Did he mean both of us? He meant both of us, right? I'm not sure if my heart jolts out of a sudden need to be part of this or because they're pulling me towards them. Both their eyes are on me, and I understand by instinct that this is a moment of solidarity. We stand in the snow, my heart confirms what I already knew, too close to them for words. Both of us.
"Do we have any clue what we're doing?" laughs Evan.
"Oh no. No way. That's why it's going to work out." Megan says. "Me and my boys. Out to save the world."
"Whatever we do, it's going to be the three of us. Together." I promise.
"Yes. Please." Evan says, at once desperate and desperately relieved.
"This is so weird." I say.
"Well, a wise man once suggested that we should just be us, because we're pretty great, and I'm inclined to agree with him." Megan says, finally breaking our grip. "You guys be safe."

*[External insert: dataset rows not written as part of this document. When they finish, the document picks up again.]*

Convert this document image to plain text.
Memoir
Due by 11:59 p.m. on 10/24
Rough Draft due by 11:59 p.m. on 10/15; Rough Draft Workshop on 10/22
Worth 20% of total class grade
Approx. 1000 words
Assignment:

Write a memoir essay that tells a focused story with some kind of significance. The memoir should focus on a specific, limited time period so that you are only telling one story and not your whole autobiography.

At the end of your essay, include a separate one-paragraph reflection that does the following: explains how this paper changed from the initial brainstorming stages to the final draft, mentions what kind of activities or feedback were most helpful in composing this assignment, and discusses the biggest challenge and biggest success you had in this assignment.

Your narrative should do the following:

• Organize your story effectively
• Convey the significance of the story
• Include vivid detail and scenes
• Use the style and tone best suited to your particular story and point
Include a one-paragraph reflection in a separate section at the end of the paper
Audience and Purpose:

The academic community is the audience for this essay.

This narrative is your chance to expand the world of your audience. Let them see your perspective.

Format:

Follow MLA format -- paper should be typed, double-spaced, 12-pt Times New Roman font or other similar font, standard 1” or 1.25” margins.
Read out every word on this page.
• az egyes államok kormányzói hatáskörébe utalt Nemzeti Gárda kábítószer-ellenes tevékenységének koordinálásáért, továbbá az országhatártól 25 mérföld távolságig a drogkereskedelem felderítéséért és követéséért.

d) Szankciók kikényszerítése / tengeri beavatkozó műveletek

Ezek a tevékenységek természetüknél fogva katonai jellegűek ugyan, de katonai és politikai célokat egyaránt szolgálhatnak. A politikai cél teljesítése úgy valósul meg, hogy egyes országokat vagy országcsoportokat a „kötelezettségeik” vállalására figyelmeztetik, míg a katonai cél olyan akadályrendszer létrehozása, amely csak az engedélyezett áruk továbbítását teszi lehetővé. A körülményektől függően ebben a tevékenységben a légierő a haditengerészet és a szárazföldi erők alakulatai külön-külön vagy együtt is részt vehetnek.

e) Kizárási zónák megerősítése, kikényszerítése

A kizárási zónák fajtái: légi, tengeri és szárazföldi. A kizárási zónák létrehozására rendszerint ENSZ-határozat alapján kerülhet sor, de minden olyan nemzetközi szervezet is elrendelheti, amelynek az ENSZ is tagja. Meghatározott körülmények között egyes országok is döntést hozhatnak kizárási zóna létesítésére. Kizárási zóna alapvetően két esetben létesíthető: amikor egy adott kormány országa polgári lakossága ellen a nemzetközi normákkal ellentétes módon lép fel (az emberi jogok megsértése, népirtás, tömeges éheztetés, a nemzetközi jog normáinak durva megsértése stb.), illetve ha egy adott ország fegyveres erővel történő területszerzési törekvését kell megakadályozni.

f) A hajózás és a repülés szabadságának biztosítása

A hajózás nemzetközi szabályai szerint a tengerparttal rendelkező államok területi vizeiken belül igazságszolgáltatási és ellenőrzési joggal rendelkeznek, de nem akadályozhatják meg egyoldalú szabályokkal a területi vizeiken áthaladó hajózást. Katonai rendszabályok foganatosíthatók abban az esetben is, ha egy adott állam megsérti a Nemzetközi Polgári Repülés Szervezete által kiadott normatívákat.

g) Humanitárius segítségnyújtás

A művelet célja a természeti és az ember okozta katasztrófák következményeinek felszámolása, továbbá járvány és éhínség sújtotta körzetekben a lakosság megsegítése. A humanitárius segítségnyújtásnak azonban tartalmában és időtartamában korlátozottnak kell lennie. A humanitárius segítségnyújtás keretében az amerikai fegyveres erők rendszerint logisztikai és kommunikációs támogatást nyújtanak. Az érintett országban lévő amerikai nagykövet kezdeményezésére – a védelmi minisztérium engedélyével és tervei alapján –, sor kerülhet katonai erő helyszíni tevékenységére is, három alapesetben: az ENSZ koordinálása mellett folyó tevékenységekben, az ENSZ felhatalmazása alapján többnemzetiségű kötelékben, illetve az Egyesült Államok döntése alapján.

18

"We aren't," says Evan, disappearing like a stray fox into the night. He shouts back, "but we make it work."
My head is a mess of what just happened and am I into boys and how the hell would I ever explain this to Will but as the car pulls up, headlights flashing through the snow, I realize that this is as much a part of my double life as the powers themselves. Adam Rosenbloom could never snag Megan Rosenbloom, would never admit that Evan might be more than a friend. Adam Rosenbloom would be at a mediocre holiday party with spiked eggnog and worse company, singing carols with half-drunk teenagers he pretended to know, with the lovely Anders kid.
I don't feel like myself anymore, and I can't tell if that's a good thing.
As I pack in next to Will, who is singing along to our local "non-denominal holiday station", I hide my smile against the window, trying not to speak. Anthem's magical chokehold around my neck helps and I let the moment pass as we leave the house, even though my fingers are itching for my phone. Instead, I watch the scenery and shiver in the heated car, cold underneath my jacket and burning across my hands and face.